Tuesday, February 17, 2009

They may never get "tired" of all that recognition

The accolades keep rolling along for Entire, the Cow Bay area tire shop on 3rd Avenue East, which once again as been given an award, this one as the Small Business of the year.

The company has racked up a rather respectable number of awards over the last few years, as they continue to be one of the success stories in a city that has suffered more than a few setbacks over the last few years.

The Daily news outlined the secret to their success in Monday's paper.

Rupert business finds way to succeed
The Daily News
Monday, February 16, 2009
Pages one and three

At a time when it appears that the economy is struggling around the globe, there are still some businesses that are thriving. In Prince Rupert, one business that has been able to succeed in the time of recession is Entire Automotive,

According to owner Dwayne McNeil, his business totals were up 10 per cent for 2008 from 2007 and he doesn't expect a slow down in 2009.

"Every year, our business has grown 10-20 per cent and I think 2009 will be good. We'll probably do better than last year," said McNeil.

It's been a good year on many different fronts for the automotive repair company.

Last week, Entire was named as the Small Business of the Year: Trades/Industry/Manufacturing/Transportation and the numbers have been strong and earlier in the year the company was named as the BC Chamber of Commerce Small Business of the Year.

While the accolades have probably helped stir up business, there are other factors that have improved the economics for the company.

One of the keys, says McNeil, has been the way he has treated his customers.

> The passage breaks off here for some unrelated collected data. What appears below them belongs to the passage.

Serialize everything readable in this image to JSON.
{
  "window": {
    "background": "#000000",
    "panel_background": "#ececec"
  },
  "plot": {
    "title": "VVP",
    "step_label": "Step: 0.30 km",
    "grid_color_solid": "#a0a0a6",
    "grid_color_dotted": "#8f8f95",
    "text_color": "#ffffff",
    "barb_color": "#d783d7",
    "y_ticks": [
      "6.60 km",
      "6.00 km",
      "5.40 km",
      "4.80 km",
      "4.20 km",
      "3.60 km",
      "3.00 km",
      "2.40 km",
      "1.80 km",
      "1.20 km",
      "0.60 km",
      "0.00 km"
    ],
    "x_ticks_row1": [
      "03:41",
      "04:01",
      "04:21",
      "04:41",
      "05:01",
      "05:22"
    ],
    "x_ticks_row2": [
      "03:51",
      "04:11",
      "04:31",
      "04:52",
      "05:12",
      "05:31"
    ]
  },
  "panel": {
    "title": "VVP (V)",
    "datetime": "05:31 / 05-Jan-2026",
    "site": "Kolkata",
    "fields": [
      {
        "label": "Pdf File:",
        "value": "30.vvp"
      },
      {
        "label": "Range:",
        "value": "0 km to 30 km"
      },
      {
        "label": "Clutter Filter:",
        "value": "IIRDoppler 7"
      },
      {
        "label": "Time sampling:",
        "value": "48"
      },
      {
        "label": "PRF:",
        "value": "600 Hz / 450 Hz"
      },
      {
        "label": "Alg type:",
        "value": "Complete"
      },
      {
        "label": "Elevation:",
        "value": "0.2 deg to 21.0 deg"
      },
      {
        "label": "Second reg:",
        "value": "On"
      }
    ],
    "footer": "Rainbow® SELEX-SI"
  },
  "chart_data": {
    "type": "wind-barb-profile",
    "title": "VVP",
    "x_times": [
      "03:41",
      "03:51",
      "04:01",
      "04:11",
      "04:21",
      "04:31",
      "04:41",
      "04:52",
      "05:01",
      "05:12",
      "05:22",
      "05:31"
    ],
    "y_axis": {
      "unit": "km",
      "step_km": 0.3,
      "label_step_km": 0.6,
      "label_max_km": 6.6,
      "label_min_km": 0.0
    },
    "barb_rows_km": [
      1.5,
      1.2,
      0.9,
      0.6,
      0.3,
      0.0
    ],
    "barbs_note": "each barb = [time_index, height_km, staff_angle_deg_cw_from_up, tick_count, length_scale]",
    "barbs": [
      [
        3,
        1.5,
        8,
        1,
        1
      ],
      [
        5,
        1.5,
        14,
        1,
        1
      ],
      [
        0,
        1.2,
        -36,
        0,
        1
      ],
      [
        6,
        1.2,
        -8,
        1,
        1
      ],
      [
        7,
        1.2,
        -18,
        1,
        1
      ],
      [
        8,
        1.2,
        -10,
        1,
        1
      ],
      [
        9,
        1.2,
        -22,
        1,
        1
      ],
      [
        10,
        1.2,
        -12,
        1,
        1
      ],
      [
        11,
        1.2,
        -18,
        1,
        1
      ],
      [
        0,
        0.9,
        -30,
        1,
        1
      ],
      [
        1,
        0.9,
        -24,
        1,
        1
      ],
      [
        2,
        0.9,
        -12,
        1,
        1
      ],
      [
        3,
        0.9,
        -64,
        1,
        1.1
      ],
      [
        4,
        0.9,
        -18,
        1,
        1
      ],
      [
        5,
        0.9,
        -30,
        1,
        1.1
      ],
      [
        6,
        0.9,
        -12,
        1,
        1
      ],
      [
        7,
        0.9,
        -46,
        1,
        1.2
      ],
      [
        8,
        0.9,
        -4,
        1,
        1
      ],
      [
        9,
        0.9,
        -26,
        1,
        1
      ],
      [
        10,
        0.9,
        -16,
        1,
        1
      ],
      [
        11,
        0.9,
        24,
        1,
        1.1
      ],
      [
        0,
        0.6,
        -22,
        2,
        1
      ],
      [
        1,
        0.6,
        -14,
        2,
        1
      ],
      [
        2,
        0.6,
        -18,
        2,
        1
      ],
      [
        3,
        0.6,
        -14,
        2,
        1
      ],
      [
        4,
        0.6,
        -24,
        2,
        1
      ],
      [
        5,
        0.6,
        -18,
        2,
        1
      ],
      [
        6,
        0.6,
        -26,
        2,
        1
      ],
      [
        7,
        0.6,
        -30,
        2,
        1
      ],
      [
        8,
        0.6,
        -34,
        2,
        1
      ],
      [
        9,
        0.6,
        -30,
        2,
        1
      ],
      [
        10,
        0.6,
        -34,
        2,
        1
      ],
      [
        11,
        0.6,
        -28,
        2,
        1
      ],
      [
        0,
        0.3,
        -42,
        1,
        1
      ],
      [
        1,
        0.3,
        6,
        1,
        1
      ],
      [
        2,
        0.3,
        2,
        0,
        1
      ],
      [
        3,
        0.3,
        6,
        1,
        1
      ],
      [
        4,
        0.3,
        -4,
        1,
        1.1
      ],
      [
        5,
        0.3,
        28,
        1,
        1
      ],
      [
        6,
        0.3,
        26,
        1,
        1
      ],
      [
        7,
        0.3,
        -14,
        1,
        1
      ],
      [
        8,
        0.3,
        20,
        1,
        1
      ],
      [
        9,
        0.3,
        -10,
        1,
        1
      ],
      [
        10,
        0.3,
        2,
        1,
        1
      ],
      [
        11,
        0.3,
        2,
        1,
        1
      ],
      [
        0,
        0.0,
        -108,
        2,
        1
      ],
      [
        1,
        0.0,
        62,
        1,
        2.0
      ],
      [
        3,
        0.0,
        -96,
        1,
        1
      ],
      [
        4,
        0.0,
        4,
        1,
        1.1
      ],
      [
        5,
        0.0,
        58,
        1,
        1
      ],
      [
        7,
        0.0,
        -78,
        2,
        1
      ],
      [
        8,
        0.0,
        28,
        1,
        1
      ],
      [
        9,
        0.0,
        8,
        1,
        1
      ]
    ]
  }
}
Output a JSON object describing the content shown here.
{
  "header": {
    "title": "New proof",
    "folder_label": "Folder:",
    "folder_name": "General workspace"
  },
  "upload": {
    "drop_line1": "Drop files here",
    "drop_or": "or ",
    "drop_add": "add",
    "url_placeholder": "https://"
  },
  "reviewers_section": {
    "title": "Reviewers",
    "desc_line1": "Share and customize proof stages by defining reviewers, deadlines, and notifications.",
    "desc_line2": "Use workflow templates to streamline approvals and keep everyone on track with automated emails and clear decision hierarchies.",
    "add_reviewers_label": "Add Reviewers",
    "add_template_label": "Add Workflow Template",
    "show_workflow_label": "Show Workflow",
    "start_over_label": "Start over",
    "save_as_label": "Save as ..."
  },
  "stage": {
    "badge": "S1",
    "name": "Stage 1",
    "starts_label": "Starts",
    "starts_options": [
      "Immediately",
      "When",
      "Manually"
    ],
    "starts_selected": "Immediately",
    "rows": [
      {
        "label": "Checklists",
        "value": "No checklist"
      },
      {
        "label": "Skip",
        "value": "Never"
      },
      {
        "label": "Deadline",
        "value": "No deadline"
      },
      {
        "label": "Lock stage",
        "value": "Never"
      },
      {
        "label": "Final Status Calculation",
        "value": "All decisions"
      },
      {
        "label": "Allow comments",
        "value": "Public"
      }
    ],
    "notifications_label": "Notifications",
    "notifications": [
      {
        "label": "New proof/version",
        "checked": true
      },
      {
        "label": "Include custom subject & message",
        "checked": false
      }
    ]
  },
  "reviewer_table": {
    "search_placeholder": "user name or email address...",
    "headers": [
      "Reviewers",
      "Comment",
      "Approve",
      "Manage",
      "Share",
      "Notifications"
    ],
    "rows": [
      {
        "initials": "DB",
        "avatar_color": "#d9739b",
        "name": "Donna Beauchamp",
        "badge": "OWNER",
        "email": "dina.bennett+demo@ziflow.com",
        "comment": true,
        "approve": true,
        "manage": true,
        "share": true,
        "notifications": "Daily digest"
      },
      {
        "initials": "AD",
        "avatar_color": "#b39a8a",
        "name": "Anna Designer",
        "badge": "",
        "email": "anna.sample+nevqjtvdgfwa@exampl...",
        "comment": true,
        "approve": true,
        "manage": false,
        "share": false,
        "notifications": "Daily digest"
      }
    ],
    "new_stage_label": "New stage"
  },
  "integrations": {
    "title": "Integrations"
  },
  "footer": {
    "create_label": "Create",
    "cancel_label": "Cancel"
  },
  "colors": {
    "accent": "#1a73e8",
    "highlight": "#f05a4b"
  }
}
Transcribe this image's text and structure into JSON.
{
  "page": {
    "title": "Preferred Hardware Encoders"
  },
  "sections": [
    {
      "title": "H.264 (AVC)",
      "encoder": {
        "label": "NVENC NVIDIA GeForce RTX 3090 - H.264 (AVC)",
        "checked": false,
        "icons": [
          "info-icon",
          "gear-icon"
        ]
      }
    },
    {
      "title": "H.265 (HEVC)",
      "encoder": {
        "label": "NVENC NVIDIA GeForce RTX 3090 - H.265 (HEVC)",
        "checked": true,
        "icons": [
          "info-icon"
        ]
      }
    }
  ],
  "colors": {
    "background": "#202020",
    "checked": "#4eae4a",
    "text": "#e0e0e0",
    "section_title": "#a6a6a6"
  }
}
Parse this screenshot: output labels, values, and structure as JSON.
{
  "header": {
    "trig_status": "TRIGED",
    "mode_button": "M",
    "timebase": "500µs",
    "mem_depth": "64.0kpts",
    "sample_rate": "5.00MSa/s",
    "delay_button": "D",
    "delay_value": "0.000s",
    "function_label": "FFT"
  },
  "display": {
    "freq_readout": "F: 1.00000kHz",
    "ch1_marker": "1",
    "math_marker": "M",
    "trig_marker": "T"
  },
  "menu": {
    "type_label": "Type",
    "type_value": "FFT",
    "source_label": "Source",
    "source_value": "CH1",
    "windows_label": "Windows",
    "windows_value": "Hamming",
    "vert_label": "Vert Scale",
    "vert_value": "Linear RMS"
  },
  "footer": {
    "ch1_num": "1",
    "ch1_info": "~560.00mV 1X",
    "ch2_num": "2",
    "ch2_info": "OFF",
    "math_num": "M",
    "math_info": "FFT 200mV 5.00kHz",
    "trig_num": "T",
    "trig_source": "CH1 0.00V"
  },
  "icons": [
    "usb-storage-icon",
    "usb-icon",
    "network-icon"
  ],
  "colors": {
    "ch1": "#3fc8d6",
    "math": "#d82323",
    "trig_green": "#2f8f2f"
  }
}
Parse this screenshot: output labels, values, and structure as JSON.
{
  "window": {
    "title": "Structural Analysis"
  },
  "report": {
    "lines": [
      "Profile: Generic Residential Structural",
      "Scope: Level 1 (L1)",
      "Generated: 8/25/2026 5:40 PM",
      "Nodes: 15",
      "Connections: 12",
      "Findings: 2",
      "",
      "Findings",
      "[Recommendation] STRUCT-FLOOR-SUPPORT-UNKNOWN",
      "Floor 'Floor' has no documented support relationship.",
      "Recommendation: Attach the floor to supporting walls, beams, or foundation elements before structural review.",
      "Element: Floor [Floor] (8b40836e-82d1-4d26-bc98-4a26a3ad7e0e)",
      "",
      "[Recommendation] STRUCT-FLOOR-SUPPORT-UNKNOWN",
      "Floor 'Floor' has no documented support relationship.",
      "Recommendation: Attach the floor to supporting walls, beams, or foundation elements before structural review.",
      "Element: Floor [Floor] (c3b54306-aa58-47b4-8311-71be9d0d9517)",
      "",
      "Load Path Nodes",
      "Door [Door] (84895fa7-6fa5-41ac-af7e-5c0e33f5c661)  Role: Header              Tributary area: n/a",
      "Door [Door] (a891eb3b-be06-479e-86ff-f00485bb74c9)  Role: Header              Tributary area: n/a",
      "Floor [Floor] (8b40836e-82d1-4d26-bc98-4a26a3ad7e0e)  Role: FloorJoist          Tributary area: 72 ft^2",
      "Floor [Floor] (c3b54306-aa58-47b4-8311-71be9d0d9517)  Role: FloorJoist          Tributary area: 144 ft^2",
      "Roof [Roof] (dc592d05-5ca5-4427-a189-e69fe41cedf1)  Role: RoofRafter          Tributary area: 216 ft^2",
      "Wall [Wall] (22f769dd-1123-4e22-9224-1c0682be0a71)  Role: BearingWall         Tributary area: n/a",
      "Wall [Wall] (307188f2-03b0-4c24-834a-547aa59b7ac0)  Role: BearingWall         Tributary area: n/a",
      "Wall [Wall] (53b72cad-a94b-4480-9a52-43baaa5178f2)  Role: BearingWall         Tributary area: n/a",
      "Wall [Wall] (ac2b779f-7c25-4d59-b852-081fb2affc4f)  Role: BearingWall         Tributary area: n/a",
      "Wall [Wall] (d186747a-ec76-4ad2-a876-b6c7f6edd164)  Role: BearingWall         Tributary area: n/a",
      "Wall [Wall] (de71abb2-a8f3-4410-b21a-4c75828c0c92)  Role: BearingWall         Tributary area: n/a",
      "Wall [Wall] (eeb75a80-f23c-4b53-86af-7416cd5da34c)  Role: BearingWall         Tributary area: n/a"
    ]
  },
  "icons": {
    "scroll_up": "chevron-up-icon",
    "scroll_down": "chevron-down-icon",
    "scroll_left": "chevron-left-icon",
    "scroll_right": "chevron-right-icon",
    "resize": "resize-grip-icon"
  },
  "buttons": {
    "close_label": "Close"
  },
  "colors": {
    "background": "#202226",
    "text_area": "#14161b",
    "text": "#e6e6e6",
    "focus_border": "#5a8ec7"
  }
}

He has taken the old school approach of making sure he and his team treats their customers like they would their family.

"One of the first things I tell my guys is that it's all about service customers come first," said McNeil.

Another key is actually the downturn in the market. With less dispos able income around, McNeil said he expects car owners to stick with their current cars a little longer, meaning more repair work for auto mechanics in town.

"The after-market car industry will flourish," said McNeil.

And he and other auto repair guys might get some help from Ottawa.

Last week, Windsor Ontario based NDP MP Brian Masse said he would submit a "right-to-repair" private member's bill to make it easier for auto-repair shops to obtain the tools and technology needed to work on modern, computerized vehicles.

That would help McNeil with infrastructural improvements. But, for him, the most important part - and what he recommends to anyone thinking of starting or already running a business - is to plan for change this year.

"Those who rest on their laurels won't succeed in 2009.

Be positive, optimistic because this is the year to be aggressive," said McNeil.